NANCY Seminar – Zéphirin NGANMENI (Université Paris 8)
The 2025/12/16
From 11:00am to 12:30pm
Event details :
Title: The Constitution in the Map: Evidence from Three French Metropolises
Abstract: Traditional power indices offer elegant measures of influence in collective decision-making bodies, but their foundational assumption of voter symmetry overlooks the critical role of geography in shaping political alliances. This limitation is particularly acute in metropolitan councils, where territorial interests and spatial proximity are paramount drivers of coalition formation. This paper challenges the symmetrical paradigm by arguing that the spatial configuration of member municipalities is not a passive backdrop but an active, constitutional determinant of power. Using a spatial voting game framework and a generalized distance-based power index, we analyze the distribution of influence within France’s three largest and most structurally diverse metropolitan councils: the monocentric Greater Paris, the bipolar Aix-Marseille-Provence, and the polycentric Metropolis of Lille. Our findings reveal a systematic divergence from the power distributions predicted by classical models.

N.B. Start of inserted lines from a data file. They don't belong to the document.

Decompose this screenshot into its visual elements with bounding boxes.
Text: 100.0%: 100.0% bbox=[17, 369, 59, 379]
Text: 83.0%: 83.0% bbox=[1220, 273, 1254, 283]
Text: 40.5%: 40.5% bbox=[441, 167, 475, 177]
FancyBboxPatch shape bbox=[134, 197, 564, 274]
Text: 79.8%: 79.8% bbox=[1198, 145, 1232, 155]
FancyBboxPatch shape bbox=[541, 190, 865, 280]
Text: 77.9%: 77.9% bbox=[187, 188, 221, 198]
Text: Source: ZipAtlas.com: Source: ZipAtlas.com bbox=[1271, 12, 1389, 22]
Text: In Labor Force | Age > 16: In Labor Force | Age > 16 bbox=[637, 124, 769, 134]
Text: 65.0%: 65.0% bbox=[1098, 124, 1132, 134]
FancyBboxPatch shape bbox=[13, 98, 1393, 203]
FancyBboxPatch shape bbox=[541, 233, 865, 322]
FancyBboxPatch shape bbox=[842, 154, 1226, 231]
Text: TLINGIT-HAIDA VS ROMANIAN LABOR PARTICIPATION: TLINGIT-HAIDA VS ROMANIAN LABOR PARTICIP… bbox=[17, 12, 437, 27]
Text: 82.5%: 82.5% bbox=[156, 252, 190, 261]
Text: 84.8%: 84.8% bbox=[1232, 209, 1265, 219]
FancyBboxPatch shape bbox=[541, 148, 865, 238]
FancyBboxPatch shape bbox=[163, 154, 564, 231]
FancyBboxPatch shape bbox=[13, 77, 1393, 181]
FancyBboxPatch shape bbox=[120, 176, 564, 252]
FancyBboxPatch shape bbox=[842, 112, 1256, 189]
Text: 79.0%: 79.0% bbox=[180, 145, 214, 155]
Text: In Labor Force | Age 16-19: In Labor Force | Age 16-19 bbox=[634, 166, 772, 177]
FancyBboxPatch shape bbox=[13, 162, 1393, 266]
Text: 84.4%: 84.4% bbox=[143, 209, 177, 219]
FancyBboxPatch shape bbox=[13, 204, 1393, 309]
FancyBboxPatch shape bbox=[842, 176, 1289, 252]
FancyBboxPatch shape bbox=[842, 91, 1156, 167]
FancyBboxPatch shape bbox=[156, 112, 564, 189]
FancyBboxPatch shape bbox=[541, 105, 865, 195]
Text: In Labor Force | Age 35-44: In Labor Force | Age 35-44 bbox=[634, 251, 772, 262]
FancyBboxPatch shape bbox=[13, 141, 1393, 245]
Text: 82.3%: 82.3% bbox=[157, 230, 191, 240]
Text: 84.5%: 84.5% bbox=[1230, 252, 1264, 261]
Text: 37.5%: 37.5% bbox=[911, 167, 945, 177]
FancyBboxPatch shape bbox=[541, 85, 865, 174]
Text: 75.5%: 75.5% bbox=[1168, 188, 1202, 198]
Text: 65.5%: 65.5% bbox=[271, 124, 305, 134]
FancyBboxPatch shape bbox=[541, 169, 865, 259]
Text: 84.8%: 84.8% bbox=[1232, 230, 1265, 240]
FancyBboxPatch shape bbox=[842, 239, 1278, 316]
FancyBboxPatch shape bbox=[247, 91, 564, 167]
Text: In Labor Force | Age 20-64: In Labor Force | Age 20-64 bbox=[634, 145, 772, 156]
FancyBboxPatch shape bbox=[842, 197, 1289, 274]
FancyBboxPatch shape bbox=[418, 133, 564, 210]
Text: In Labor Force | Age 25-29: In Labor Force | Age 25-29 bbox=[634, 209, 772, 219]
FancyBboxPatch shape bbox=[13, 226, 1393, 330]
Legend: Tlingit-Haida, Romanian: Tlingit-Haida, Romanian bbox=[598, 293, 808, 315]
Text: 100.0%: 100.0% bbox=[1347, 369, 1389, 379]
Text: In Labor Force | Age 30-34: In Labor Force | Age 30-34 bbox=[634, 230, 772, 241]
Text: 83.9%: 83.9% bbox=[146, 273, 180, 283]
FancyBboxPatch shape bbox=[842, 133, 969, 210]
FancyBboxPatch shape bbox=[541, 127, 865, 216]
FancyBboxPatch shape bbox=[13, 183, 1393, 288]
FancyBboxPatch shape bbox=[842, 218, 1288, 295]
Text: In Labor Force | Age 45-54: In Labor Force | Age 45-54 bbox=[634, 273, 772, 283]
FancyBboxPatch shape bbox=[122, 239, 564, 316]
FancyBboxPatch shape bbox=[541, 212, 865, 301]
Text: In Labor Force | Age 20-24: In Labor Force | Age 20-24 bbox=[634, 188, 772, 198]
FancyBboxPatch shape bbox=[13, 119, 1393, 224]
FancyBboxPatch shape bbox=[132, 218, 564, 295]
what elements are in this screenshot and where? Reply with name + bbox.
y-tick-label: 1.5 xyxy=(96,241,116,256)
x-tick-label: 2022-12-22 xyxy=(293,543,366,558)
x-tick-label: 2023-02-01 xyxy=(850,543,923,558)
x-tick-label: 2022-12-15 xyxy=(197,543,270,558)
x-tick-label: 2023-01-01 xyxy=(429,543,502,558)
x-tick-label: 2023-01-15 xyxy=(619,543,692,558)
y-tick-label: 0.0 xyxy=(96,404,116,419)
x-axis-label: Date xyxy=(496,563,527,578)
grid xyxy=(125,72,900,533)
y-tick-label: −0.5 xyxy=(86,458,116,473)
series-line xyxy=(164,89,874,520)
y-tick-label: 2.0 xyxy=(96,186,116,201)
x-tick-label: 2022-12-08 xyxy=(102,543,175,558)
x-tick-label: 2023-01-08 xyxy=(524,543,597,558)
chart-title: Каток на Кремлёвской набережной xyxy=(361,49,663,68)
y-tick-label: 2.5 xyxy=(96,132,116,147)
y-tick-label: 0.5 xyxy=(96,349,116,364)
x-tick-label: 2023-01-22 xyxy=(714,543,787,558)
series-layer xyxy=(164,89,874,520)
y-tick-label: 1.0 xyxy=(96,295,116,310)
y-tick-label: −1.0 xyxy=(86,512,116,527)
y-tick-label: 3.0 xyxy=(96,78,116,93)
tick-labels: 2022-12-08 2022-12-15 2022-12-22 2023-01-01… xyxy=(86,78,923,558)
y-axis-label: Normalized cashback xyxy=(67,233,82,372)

In Paris, centrality amplifies the core’s power; in Aix-Marseille, the eccentric position of the demographic heavyweight critically weakens its influence, breaking a formal dictatorship; and in Lille, the polycentric layout fosters a more balanced and negotiated distribution of power. The results demonstrate that a council’s political constitution is written as much in its territorial map as in its formal statutes, with a clear “geometry of pivotality” governing outcomes. This has profound implications for institutional design and public policy, revealing that major infrastructure and planning decisions are inherently political acts that redistribute power and offering a predictive tool for designing more equitable metropolitan governance.